Читать книгу Security Engineering - Ross Anderson - Страница 112
3.4.9.3 Remote password checking
ОглавлениеMany systems check passwords remotely, using cryptographic protocols to protect the password in transit, and the interaction between password security and network security can be complex. Local networks often use a protocol called Kerberos, where a server sends you a key encrypted under your password; if you know the password you can decrypt the key and use it to get tickets that give you access to resources. I'll discuss this in the next chapter, in section 4.7.4; it doesn't always protect weak passwords against an opponent who can wiretap encrypted traffic. Web servers mostly use a protocol called TLS to encrypt your traffic from the browser on your phone or laptop; I discuss TLS in the following chapter, in section 5.7.5. TLS does not protect you if the server gets hacked. However there is a new protocol called Simultaneous Authentication of Equals (SAE) which is designed to set up secure sessions even where the password is guessable, and which has been adopted from 2018 in the WPA3 standard for WiFi authentication. I'll discuss this later too.

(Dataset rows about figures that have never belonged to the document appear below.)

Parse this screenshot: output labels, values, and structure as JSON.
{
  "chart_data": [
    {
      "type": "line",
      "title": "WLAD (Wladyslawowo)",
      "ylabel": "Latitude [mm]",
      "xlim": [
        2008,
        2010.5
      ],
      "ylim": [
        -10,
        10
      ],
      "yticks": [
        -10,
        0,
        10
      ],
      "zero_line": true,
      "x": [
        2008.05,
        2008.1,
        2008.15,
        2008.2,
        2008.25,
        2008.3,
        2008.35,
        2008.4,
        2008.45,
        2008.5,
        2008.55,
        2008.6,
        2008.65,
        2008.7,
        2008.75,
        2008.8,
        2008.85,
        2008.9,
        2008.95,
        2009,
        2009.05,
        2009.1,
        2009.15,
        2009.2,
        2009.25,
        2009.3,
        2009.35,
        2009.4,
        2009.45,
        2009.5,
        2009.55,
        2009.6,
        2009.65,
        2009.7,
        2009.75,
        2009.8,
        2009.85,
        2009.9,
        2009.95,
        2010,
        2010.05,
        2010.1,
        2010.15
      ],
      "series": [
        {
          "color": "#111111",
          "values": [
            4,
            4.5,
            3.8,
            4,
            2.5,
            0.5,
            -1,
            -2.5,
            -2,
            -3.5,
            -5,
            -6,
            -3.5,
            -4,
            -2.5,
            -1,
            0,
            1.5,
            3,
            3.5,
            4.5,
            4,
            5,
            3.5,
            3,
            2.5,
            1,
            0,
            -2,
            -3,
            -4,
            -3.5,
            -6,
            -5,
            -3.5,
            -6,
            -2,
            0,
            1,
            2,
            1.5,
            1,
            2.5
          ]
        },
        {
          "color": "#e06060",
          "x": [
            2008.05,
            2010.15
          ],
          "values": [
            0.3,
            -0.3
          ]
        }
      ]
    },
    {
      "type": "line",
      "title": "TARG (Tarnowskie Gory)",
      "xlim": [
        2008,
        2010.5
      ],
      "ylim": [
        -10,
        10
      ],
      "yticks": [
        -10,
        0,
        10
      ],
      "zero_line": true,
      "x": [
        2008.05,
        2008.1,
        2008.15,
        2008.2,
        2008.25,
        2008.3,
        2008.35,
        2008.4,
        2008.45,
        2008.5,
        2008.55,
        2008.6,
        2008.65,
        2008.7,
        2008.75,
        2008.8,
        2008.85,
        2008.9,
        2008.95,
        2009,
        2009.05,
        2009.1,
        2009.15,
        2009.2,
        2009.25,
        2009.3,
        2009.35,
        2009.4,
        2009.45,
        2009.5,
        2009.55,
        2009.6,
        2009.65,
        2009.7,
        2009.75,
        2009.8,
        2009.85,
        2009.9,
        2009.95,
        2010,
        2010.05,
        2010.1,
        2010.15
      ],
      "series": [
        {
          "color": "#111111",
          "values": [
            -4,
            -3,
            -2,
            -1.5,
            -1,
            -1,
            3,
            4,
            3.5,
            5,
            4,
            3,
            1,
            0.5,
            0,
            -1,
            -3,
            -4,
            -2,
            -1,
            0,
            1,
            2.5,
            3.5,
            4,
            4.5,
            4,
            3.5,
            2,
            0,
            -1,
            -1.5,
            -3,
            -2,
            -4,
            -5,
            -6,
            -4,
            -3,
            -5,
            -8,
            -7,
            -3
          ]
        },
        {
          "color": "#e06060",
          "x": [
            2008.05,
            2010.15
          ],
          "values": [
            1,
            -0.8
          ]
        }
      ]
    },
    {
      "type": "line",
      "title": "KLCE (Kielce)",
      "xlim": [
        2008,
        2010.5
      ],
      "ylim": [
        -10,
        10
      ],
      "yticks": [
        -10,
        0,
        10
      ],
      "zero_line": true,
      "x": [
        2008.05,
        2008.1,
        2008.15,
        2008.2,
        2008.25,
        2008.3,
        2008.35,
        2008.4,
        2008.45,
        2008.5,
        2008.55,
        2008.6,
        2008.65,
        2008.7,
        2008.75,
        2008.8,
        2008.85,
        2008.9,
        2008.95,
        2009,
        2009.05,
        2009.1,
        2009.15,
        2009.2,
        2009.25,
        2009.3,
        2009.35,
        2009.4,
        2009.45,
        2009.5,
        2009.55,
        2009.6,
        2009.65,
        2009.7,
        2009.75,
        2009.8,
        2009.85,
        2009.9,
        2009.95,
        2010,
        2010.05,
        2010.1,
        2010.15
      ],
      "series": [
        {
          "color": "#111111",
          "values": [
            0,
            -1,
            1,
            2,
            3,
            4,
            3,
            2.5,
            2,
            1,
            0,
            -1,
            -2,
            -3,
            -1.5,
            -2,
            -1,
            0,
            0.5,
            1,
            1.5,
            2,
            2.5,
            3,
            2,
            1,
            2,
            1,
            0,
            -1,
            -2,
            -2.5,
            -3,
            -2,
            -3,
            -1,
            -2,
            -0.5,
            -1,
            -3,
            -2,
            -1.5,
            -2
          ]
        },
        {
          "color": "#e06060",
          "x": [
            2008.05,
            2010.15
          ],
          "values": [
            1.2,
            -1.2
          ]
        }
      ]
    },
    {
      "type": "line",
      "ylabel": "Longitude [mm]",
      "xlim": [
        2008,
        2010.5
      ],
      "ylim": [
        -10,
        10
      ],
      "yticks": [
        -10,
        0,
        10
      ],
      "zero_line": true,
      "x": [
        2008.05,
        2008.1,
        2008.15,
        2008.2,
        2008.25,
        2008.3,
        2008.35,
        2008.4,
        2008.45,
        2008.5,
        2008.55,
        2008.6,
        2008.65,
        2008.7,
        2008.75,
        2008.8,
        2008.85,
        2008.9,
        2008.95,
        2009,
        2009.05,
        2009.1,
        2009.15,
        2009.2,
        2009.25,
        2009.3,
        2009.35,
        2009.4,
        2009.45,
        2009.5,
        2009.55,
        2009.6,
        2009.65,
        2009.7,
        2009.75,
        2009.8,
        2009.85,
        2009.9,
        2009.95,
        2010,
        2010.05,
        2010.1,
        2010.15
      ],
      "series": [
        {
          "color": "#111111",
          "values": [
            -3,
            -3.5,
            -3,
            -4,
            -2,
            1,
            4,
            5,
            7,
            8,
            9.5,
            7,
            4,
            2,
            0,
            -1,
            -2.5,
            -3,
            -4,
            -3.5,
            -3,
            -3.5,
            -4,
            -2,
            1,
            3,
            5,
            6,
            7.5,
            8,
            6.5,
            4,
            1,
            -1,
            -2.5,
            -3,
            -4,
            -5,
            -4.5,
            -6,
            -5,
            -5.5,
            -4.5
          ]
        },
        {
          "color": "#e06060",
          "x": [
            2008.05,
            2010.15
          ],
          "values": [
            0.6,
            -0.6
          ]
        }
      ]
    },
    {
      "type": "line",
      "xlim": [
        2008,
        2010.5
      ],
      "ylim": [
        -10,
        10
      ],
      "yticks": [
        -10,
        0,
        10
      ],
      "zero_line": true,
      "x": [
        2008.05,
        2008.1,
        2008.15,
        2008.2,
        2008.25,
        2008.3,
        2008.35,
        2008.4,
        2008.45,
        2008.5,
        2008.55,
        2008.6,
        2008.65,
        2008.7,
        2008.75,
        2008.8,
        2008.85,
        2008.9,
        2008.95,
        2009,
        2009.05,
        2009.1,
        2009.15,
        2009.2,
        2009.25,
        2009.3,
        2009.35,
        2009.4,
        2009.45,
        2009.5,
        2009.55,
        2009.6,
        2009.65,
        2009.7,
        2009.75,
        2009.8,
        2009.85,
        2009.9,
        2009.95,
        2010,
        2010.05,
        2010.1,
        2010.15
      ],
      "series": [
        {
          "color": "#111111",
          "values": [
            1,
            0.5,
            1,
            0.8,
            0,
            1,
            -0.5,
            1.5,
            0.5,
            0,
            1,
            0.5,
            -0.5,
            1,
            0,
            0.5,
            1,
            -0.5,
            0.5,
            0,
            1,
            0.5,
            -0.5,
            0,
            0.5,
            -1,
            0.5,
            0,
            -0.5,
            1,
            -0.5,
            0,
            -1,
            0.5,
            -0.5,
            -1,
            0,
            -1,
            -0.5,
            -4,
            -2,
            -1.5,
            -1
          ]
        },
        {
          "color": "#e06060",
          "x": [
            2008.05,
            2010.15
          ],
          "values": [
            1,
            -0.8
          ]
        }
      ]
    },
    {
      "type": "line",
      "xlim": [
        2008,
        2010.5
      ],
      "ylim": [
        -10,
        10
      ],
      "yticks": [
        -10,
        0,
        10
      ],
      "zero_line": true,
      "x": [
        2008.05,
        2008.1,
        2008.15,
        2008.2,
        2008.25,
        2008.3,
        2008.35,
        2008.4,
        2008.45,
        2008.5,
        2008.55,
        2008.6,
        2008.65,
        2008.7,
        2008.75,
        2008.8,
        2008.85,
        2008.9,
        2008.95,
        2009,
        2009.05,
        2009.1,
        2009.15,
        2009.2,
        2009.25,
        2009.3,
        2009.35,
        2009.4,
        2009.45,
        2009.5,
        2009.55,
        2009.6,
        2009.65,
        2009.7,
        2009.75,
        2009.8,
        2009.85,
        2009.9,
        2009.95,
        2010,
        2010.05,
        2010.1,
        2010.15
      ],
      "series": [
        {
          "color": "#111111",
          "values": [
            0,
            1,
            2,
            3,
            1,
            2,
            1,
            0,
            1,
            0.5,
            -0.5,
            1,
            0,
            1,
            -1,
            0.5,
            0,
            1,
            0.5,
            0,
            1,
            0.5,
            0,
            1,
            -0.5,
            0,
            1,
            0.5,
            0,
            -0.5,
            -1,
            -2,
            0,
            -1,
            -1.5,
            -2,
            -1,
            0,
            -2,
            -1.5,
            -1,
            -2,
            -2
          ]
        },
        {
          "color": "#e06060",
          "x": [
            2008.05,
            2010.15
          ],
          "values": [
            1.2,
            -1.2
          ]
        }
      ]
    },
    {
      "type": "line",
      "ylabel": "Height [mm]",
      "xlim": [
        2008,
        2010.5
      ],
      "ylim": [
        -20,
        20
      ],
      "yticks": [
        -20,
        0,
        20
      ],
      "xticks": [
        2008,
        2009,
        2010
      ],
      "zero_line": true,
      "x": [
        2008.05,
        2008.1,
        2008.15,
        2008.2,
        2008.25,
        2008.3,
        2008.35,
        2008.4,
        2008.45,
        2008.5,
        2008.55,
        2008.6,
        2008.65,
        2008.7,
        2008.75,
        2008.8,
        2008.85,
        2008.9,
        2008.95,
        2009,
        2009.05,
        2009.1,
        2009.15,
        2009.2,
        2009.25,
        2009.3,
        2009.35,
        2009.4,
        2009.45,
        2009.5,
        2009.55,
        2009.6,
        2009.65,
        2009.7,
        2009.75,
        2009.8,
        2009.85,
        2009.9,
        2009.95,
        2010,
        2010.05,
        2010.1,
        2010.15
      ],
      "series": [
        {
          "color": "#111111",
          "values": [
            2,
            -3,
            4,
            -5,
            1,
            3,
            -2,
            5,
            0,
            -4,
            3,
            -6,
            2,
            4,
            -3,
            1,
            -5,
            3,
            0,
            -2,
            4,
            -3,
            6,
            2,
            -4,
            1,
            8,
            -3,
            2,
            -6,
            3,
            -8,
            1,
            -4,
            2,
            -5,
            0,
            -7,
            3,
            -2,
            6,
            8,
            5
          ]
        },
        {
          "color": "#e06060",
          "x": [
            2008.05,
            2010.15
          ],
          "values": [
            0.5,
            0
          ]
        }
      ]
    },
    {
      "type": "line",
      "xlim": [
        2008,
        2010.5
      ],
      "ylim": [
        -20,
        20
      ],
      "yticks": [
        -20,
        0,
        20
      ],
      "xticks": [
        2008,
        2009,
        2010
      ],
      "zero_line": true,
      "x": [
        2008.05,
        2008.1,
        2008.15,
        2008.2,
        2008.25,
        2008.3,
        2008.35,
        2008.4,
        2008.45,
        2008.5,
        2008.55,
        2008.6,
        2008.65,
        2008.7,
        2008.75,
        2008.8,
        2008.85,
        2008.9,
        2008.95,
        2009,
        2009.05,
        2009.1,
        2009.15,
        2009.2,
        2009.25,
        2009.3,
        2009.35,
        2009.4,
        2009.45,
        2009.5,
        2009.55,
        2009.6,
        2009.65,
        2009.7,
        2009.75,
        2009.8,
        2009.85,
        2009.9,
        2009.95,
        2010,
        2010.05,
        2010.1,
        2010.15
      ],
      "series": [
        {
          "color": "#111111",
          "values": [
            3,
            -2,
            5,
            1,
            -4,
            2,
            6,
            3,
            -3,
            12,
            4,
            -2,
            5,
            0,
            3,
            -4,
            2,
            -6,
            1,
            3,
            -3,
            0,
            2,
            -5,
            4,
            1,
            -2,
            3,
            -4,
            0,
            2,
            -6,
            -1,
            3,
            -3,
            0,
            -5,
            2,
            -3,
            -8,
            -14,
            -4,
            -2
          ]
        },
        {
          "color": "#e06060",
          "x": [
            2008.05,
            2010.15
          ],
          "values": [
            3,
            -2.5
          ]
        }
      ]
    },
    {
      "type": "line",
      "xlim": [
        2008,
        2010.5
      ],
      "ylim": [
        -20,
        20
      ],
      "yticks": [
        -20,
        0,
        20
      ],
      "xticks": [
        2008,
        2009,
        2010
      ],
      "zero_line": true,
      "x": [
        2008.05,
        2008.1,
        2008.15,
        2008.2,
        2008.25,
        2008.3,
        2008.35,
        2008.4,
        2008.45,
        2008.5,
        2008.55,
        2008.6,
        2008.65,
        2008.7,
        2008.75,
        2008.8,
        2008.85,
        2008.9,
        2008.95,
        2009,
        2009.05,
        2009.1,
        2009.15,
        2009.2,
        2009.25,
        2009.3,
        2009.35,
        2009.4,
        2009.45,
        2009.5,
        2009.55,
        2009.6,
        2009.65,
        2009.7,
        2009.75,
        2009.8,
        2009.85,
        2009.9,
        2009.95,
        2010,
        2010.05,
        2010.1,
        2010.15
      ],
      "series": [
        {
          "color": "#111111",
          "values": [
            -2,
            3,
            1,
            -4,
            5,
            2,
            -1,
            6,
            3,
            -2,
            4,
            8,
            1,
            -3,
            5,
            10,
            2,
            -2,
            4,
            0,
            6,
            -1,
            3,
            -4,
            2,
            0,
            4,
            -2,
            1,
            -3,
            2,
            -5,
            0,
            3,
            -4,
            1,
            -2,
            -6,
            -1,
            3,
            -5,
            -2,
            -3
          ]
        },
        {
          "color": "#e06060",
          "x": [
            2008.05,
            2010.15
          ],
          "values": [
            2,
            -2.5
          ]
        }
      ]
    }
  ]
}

And then there's OAuth, a protocol which allows access delegation, so you can grant one website the right to authenticate you using the mechanisms provided by another. Developed by Twitter from 2006, it's now used by the main service providers such as Google, Microsoft and Facebook to let you log on to media and other sites; an authorisation server issues access tokens for the purpose. We'll discuss the mechanisms later too. The concomitant risk is cross-site attacks; we are now (2019) seeing OAuth being used by state actors in authoritarian countries to phish local human-rights defenders. The technique is to create a malicious app with a plausible name (say ‘Outlook Security Defender’) and send an email, purportedly from Microsoft, asking for access. If the target responds they end up at a Microsoft web page where they're asked to authorise the app to have access to their data [47].